Zima już się „rozgościła” w regionie. TOPR pracuje intensywnie
W Tatrach mamy już prawdziwą zimę. Od sobotniego wieczoru (18’11) obowiązuje drugi stopień zagrożenia lawinowego, ale jak było niebezpiecznie już dzień wcześniej, najlepiej pokazać na przykładzie popołudniowej, piątkowej wyprawy ratowników TOPR po siedmioosobową grupę turystów, którzy nie byli w stanie samodzielnie kontynuować wycieczki ze względu na warunki, ale i elementarny brak doświadczenia. Członkowie grupy nie posiadali też zimowego ekwipunku. Turyści na ratunek oczekiwali na wierzchołku Ciemniaka. TOPR-owcy po dotarciu na miejsce i ogrzaniu ich, sprowadzili grupę do wylotu doliny Kościeliskiej. Działania ratunkowe trwały prawie 8 godzin.

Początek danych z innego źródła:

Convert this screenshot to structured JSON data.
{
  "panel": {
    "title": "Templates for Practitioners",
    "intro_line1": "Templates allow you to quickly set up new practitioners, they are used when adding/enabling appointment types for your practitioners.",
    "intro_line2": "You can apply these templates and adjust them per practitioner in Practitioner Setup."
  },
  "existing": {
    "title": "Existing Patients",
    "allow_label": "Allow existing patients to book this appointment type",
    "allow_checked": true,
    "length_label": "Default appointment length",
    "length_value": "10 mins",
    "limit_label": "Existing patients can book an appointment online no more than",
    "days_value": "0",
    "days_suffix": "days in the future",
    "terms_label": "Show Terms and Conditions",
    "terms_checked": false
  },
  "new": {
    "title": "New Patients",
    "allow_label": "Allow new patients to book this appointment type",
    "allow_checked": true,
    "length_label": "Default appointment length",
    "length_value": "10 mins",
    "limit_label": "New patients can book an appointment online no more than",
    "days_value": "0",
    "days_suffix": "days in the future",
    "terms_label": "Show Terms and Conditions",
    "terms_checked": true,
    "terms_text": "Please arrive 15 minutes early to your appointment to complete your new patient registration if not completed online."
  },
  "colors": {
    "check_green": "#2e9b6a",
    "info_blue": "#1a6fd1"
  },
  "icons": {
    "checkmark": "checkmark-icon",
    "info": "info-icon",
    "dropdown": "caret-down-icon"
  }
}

Tego samego dnia ruszyli też na Kasprowy Wierch, gdzie w rejonie Suchej Przełęczy w fatalnych warunkach pogodowych utknął samotny turysta. Po dotarciu na miejsce znaleziono go siedzącego w zaspie śnieżnej zaledwie kilka minut od górnej stacji kolei linowej. Po ogrzaniu Toprowcy odprowadzili go do budynku stacji i koleją zwieźli do Zakopanego.
Także słowaccy ratownicy mieli sporo roboty, m.in. nocne sprowadzanie dwójki czeskich turystów, którzy utknęli na szczycie Rakuskiej Czuby.
Obie służby apelują o szczególną rozwagę przy planowaniu górskich wycieczek, a zwłaszcza przy doborze trasy.